Grenada's population stands at approximately 125,000 people across an area of 344 square kilometers comprising three inhabited islands: Grenada itself, Carriacou, and Petite Martinique. Afro-Grenadians constitute the majority demographic group, descended from enslaved Africans brought to work sugar plantations during French and British colonial periods. A mixed-heritage population exists alongside smaller Indo-Grenadian and European-descended communities. The official language is English, inherited from British colonial administration that ended in 1974, but Grenadian Creole—a French-based patois—persists in daily conversation across all social strata, reflecting the island's French colonial origins before British acquisition in 1763.
The pre-Columbian inhabitants were Kalinago people who called the island Camerhogne. Christopher Columbus sighted Grenada during his third voyage in 1498 but never landed. Spanish records named it Concepción, though the name Granada eventually stuck, likely after the Spanish city. France established the first permanent European settlement in 1649 after purchasing the island from an English company. French colonizers waged a campaign of extermination against the Kalinago population. At Sauteurs, a site on Grenada's northern coast, Kalinago people reportedly jumped from a cliff in 1651 rather than submit to French forces—the location is now called Leapers Hill. France imported enslaved Africans to cultivate sugar, establishing the plantation economy that would define Grenadian society for two centuries.
Britain captured Grenada in 1762 during the Seven Years' War and formalized control through the 1763 Treaty of Paris. France briefly recaptured the island from 1779 to 1783 before Britain regained it permanently. Under British rule, sugar cultivation intensified alongside nutmeg introduction in the 1840s, transforming Grenada into a major spice producer. The enslaved population gained freedom in 1834 through British emancipation legislation, but economic power remained concentrated among white and mixed-race plantation owners. Julien Fedon, a mixed-race planter of French and African ancestry, led a violent rebellion from 1795 to 1796 that controlled much of Grenada for fifteen months before British forces suppressed it. Fedon himself disappeared and was never captured—his fate remains unknown.
Grenada became a Crown Colony in 1877, administratively subordinate to the Windward Islands government. Universal adult suffrage arrived in 1951. Theophilus Albert Marryshow, a journalist and politician active from the 1920s through the 1950s, advocated for West Indian federation and greater self-governance. Eric Gairy emerged as the dominant political figure through his Grenada United Labour Party, which represented rural agricultural workers.

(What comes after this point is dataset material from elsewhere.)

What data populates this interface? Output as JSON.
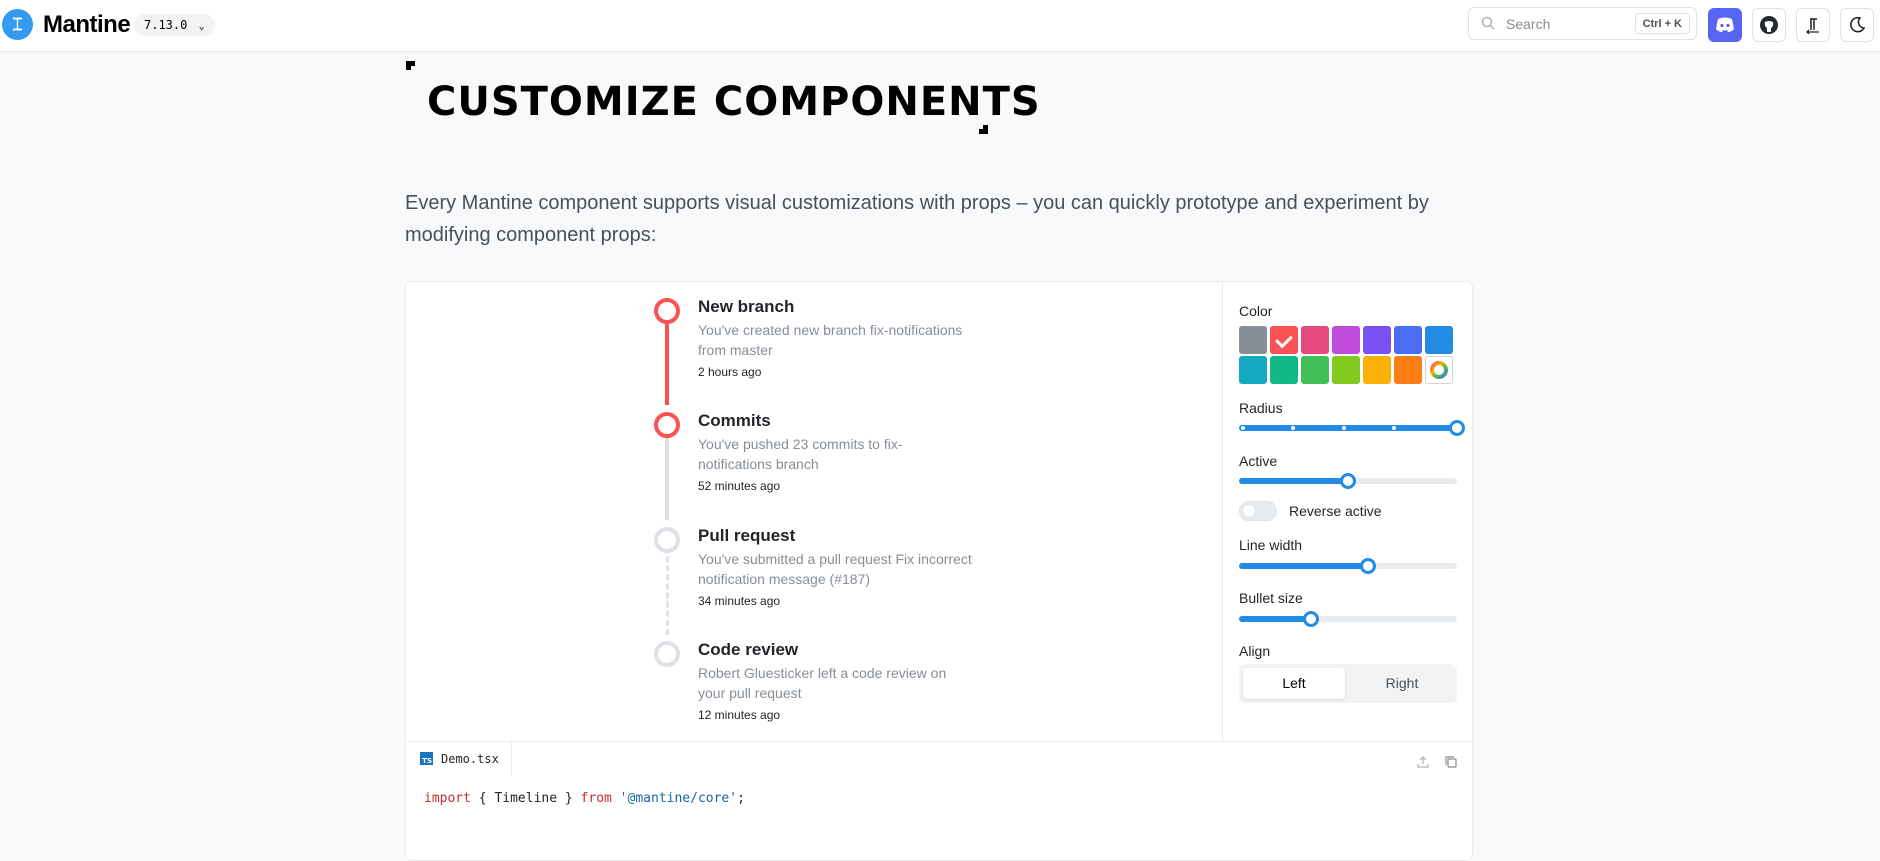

Grenada achieved associated statehood with internal self-government in 1967, then full independence from Britain on February 7, 1974, with Gairy becoming the first Prime Minister.
Gairy's government became increasingly authoritarian, employing a paramilitary force called the Mongoose Gang to intimidate opponents. The New Jewel Movement, a Marxist-oriented political organization led by Maurice Bishop and Bernard Coard, seized power in a bloodless coup on March 13, 1979, while Gairy was abroad. Bishop's People's Revolutionary Government suspended the constitution, closed the independent press, and established close relations with Cuba and the Soviet Union. Cuba sent construction workers and military advisors to build a new airport at Point Salines with a runway capable of accommodating long-range aircraft—a project the Reagan administration characterized as a military threat. Bishop's government implemented literacy programs, expanded free healthcare, and constructed low-income housing, but tolerated no political opposition.
Internal tensions within the People's Revolutionary Government escalated through 1983. Bernard Coard and his supporters—advocating harder-line Marxist-Leninist policies—placed Bishop under house arrest on October 12, 1983. A crowd of Bishop supporters freed him on October 19. Bishop and several cabinet members went to Fort George in St. George's, where supporters gathered. Revolutionary Military Council forces commanded by General Hudson Austin arrived and opened fire. Bishop, three cabinet members, and several civilians were executed that afternoon. A four-day shoot-on-sight curfew followed.
The United States invaded Grenada on October 25, 1983, in an operation code-named Urgent Fury, citing protection of approximately 600 American medical students at St. George's University and a request from the Organization of Eastern Caribbean States. Nearly 8,000 U.S. troops and 300 troops from Jamaica and other Caribbean nations participated. Nineteen U.S. servicemembers died during the operation, along with 45 Grenadian soldiers and 24 Cuban personnel. Civilian casualties numbered at least 24. U.S. forces captured Coard, Austin, and other Revolutionary Military Council members within days. Combat operations ended by October 28, though U.S. troops remained until December 1983. Grenadian courts convicted seventeen defendants of murder in Bishop's death; sentences ranged from execution (later commuted to life imprisonment) to decades-long prison terms. All had been released by 2009.